The jury could have read Agreed Facts Nos. 12 and 13 to mean that in May of 1984 the parties reached an understanding, not necessarily as to all the final terms of the proposed long-term lease, but at least as to one item--namely, that from then on the parties would bargain and deal with each other in good faith. In the interim State Medical could have the use of the equipment on a month-to-month rental to enable it to service its customers. If a subsequent agreement could not be reached, it would only be because one party could honestly not accept the terms the other was proposing, not because one party might find it advantageous to prolong the status quo, month-to-month arrangement with secretive and dilatory tactics until it had a firm commitment from another supplier. Because according to the Agreed Facts, the parties explicitly agreed to be bound by a higher standard than the law might otherwise require of parties negotiating with each other but who have not reached a final agreement on substantive terms, there is no need for us to ask whether there was an implied covenant. Although the jury instructions made no distinction between an implied covenant and an explicit covenant, the instruction on what constitutes a violation of the covenant is the same regardless of the technical source of the covenant.
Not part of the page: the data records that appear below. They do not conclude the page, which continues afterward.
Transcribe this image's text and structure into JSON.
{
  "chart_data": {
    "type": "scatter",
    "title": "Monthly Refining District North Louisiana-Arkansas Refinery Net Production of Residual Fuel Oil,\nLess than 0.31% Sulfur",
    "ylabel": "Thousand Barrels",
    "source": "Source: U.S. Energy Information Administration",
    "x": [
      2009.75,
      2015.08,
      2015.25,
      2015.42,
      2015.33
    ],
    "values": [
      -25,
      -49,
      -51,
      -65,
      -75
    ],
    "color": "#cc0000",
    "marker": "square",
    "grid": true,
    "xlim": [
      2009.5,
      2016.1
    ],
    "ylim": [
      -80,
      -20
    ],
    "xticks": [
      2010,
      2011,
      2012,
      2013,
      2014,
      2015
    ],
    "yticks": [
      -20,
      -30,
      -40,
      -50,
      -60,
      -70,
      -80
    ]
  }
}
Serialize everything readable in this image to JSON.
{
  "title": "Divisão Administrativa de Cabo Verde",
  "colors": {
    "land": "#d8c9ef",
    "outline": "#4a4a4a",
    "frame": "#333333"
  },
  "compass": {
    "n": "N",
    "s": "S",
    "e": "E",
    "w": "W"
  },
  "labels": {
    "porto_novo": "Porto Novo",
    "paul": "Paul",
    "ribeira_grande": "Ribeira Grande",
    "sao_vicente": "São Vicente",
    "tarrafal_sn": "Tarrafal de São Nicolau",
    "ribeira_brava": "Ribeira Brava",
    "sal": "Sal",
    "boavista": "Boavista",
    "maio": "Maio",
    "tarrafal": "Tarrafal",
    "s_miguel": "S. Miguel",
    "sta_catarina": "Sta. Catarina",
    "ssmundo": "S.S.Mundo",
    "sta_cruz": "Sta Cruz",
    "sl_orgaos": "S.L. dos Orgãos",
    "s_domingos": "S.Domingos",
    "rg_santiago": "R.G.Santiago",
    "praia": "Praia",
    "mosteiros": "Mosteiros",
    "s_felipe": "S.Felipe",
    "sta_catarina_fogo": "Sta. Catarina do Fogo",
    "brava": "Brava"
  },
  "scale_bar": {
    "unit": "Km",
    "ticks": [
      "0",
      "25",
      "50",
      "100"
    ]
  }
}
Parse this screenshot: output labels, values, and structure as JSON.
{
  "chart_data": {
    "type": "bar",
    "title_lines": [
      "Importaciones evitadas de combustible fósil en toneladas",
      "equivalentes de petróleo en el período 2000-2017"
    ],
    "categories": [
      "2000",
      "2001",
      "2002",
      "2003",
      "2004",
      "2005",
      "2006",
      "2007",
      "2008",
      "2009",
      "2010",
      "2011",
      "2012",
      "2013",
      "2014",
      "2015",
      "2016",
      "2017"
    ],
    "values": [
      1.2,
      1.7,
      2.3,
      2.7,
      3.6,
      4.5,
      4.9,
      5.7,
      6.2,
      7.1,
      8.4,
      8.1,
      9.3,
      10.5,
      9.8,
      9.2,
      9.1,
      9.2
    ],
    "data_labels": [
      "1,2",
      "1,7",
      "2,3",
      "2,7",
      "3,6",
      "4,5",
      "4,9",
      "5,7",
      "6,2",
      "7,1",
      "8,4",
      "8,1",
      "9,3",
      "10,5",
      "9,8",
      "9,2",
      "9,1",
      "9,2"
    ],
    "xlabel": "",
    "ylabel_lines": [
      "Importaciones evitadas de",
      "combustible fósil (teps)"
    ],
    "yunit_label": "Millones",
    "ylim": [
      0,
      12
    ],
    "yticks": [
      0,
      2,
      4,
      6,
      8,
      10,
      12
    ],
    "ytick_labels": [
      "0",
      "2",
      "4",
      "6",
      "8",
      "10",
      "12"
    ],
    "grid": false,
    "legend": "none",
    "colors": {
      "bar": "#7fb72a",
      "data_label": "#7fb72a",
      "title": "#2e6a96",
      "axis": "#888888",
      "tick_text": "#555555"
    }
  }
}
State Medical argues that because of the dismissal of INB, Agreed Facts Nos. 12 and 13 are irrelevant. We in effect rejected this argument when we determined that Beatrice/CA received an assignment of INB's claims and stood in INB's shoes.
In sum, the jury could have found that (1) no long-term lease contract was entered into; (2) the parties agreed to negotiate with each other in good faith; (3) that State Medical failed to abide by this agreement; and (4) that State Medical was unjustly enriched during the period in which it held onto equipment and did not pay rent. None of these findings are inconsistent with each other or contrary to law.